GLEAM bestaat uit een viertal modules: - Potentiële verdamping - Vegetatie-stress module - Neerslag en neerslaginterceptie - Bodemvocht module

GLEAM maakt gebruik van de Priestley en Taylor (1972) [PT72] vergelijking om de potentiële verdamping te berekenen op basis van temperatuurs- en stralingsobservaties. De potentiële verdamping (Ep) wordt omgezet naar actuele verdamping (E) door middel van een vegetatiestress factor (S) die afhangt van de hoeveelheid bodemvocht en de toestand van de vegetatie. Neerslaginterceptie (Ei) wordt gebaseerd op het analytische model van Gash (1979) [Gas79]. Een uniek onderdeel van GLEAM is dat het gebruik maakt van satellietbeelden van bodemvocht. Deze beelden worden door middel van data assimilatie gecombineerd met de resultaten van een hydrologisch model, om zo de actuele hoeveelheid vocht in de wortelzone nauwkeurig te bepalen. Dit proces vindt plaats in de bodem module en is direct gekoppeld aan de bepaling van de vegetatiestress factor (S). Zie figuur hieronder.

graph TB EI[Neerslag Interceptie Module - Ei] --> EP[Potentiële Verdamping Module - Ep] EP --> E[E = Ep x S + Ei] V[Vegetatie Stress Module - S] --> E B[Bodem Module] --> V

Schematisch Overzicht van het Verdampingsmodel GLEAM

De input voor GLEAM bestaat voor een groot deel uit dagelijkse satelliet data. Daarnaast wordt data uit de weermodellen en het meetnetwerk van het KNMI gebruikt.

Note

GLEAM maakt gebruik van satelliet-gebaseerde kaarten van landgebruik die per pixel aangeven hoe groot het percentage bos, korte vegetatie, kale (of bedekte) bodem en water is. Hiermee is het mogelijk om op subpixel-niveau de hydrologische fluxen te berekenen. Hierdoor wordt de gemiddelde toestand op zgn. mixed pixels zo goed mogelijk bepaald.

Bos en natuurgebied

Bij bossen en dichte vegetatie speelt neerslag interceptie een belangrijke rol. Binnen GLEAM-HR wordt hier rekening mee gehouden met de interceptie module die speciaal ontwikkeld is om betrouwbare schattingen van neerslag interceptie te krijgen over bossen. Deze methode is uitgebreid gevalideerd voor verschillende bossen en gepubliceerd in [MHDJ+11]. Daarnaast worden de vegetatie parameters dynamisch geupdate aan de hand van satellietdata.

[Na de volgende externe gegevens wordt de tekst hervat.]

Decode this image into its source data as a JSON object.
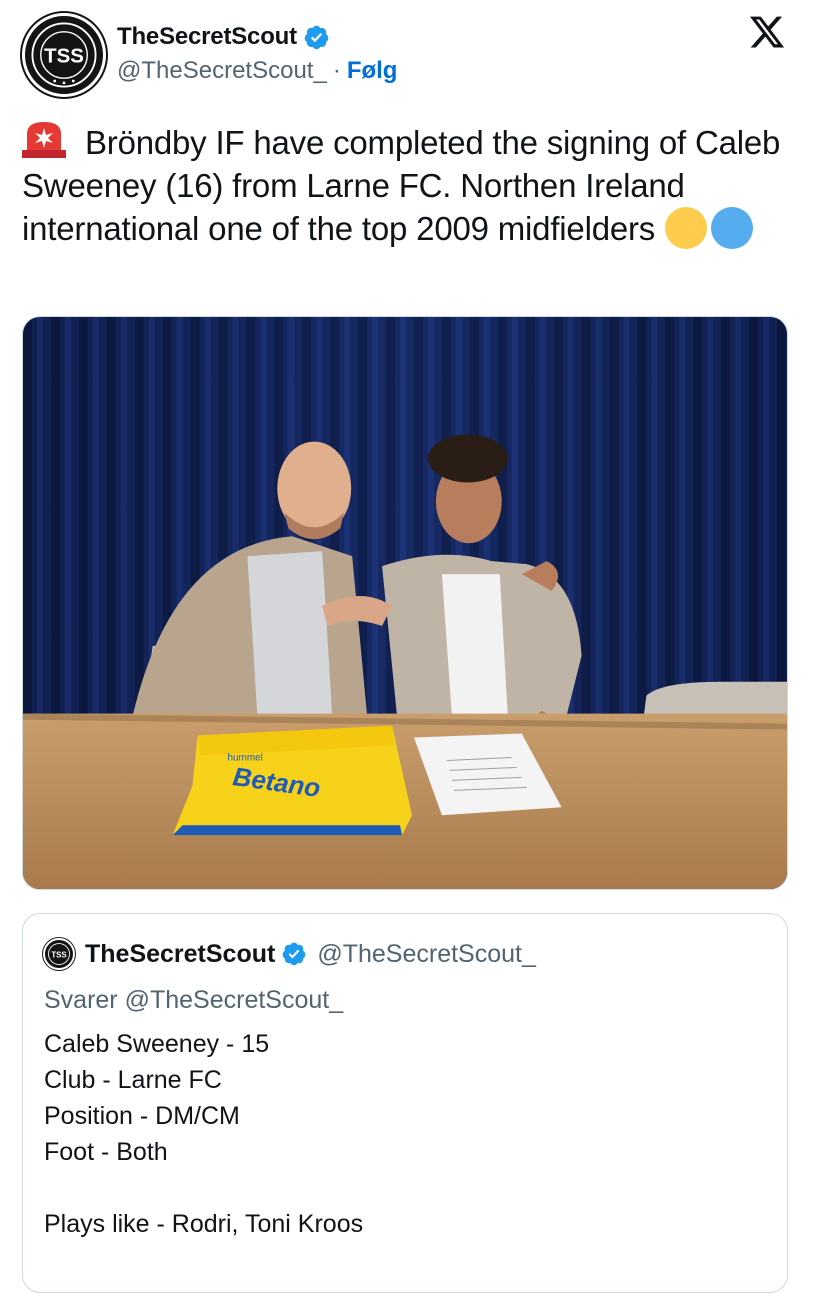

Zoals beschreven in het werk van [Moo12] kan de interceptie een zeer belangrijk deel zijn in de waterbalans van bossen. Het in GLEAM-HR gebruikte Gash interceptie model is als één van de weinige modellen in staat dit goed te bepalen. Ook in heterogene natuurterreinen met een hoge aerodynamische weerstand zal de interceptie een grote rol spelen [SDS97]. Gezien de overeenkomsten van het GLEAM-HR model en de in beide studies als beste geteste modellen is het de vooronderstelling dat de resultaten van GLEAM-HR sterk overeen zullen komen. Dit bleek ook al uit het uitgevoerde SBIR project (Small Business Innovation Research, https://www.rvo.nl/subsidie-en-financieringswijzer/sbir). Het Gash model houdt rekening met de extra energie (boven de netto straling) de beschikbaar is voor de verdamping vanaf het natte bladerdak

Landbouw gebieden

GLEAM maakt gebruik van dynamische landgebruik- en vegetatiekaarten die gebaseerd worden op satellietdata. Deze kaarten bepalen de parametrisatie van de hydrologische processen in GLEAM (b.v. de verdampingsreductie bij vochttekort, neerslaginterceptie). De landgebruikkaart in GLEAM maakt geen onderscheid tussen natuur- en landbouwgebied. Wel wordt onderscheid gemaakt tussen verschillende typen vegetatie.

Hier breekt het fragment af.